Challenge the parish to move from safe observation to real proximity. Christians cannot minister to the spiritually broken if they remain only among the already comfortable, convinced, and healed.
Quotes & Preaching Examples
“It's hard to minister to the spiritually broken if you're only willing to walk among the spiritually healed.”
Pastor Jason Cruise
“Jesus didn't wait for the people to come to him. He went to them.”
Pastor Gino Geraci
“Film study is not enough; at some point the disciple has to get on the field.”
Pastor Joby Martin
Application
Invite parishioners to ask where they have become spectators: watching confusion, loneliness, spiritual hunger, family breakdown, or suffering from a distance instead of moving toward it with Christ.
Invite parishioners to ask where Jesus is calling them to go: not only to church, but to homes, schools, workplaces, hospitals, neighborhoods, and places where faith is rarely welcomed.
The Harvest is Nearby
Jesus teaches His disciples to see ordinary life as the mission field: the harvest is not only far away, but already present in homes, workplaces, schools, neighborhoods, parishes, and daily relationships.
Gospel Anchor
“The harvest is abundant but the laborers are few...” — Matthew 9:37
“so ask the master of the harvest to send out laborers for his harvest.” — Matthew 9:38
How to Preach It
Preach the harvest as nearby, not distant. It is already present in homes, workplaces, schools, neighborhoods, parishes, hospitals, and the ordinary places where Christians live each day.
Emphasize ordinary influence. Evangelization often begins through conduct, speech, mercy, availability, invitation, and one faithful relationship within a person’s existing circle of concern.

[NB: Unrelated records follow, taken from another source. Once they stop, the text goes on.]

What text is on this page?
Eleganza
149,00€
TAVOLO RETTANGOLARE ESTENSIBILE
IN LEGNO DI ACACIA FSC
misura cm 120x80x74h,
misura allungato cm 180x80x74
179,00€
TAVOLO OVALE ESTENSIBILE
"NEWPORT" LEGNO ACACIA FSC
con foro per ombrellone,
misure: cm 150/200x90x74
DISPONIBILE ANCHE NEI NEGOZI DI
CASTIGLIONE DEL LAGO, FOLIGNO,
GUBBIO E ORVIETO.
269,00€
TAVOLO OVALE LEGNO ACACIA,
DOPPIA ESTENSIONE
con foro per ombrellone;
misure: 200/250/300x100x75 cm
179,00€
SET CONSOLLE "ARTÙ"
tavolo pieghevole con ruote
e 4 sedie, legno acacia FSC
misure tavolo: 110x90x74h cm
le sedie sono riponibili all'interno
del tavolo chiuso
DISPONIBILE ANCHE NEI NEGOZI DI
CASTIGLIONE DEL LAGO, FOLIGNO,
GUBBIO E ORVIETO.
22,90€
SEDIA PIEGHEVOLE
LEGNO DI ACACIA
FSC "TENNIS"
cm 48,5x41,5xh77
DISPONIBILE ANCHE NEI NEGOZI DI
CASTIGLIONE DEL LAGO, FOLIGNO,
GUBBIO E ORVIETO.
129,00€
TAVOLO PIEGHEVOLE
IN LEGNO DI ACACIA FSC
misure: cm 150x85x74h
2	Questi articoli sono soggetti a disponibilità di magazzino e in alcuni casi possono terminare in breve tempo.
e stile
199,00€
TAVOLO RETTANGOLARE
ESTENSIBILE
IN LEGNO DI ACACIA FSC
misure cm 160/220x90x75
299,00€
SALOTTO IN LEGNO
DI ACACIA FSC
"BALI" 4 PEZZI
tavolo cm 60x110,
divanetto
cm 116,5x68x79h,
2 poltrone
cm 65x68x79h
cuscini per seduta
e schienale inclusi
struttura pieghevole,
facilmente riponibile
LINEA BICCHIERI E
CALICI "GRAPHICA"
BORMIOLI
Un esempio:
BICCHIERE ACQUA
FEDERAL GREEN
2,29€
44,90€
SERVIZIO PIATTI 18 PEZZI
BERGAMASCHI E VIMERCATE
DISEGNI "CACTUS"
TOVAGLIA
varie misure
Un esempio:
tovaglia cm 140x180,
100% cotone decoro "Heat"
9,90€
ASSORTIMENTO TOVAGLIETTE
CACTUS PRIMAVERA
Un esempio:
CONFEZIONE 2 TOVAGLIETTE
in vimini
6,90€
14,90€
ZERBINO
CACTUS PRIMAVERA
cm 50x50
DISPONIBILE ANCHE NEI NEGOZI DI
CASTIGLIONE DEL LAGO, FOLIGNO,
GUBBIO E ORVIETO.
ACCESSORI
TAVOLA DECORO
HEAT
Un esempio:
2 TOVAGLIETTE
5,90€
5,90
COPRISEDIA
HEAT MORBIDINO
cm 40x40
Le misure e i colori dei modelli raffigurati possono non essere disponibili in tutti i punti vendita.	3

Show how the Gospel changes the world one life at a time. When one person encounters Christ, that grace reaches families, friendships, neighborhoods, workplaces, and communities.
Quotes & Preaching Examples
“I’m not calling you to cross the sea. I’m just calling you to cross the street.”
Pastor Nate Heitzig
“If the early disciples could trust God to give them words in a court of persecution, can we not trust God to give us words to talk to Tammy in the cubicle next to us?”
Pastor Joby Martin
Questions for Preaching
Who is one person within my reach whom Christ may be asking me to notice, love, and invite?
Where is the harvest already around me, and what labor am I postponing?
What small step of mission is close enough for me to take this week?
Pastoral Application
Invite parishioners to name one person within their ordinary circle of concern: a coworker, neighbor, family member, friend, inactive Catholic, or struggling parishioner who may need encouragement, invitation, or mercy this week.
Ask parishioners to recognize their everyday field: home, work, school, neighborhood, parish, hospital room, or one relationship where the work of the Gospel is already waiting.
Encourage one small missionary step this week: pray by name for one person, send encouragement, invite someone to Mass, begin a conversation, serve someone who cannot repay them, or speak one word of hope.
We’re going to keep experimenting with this format and would love to make it more useful for priests preparing to preach.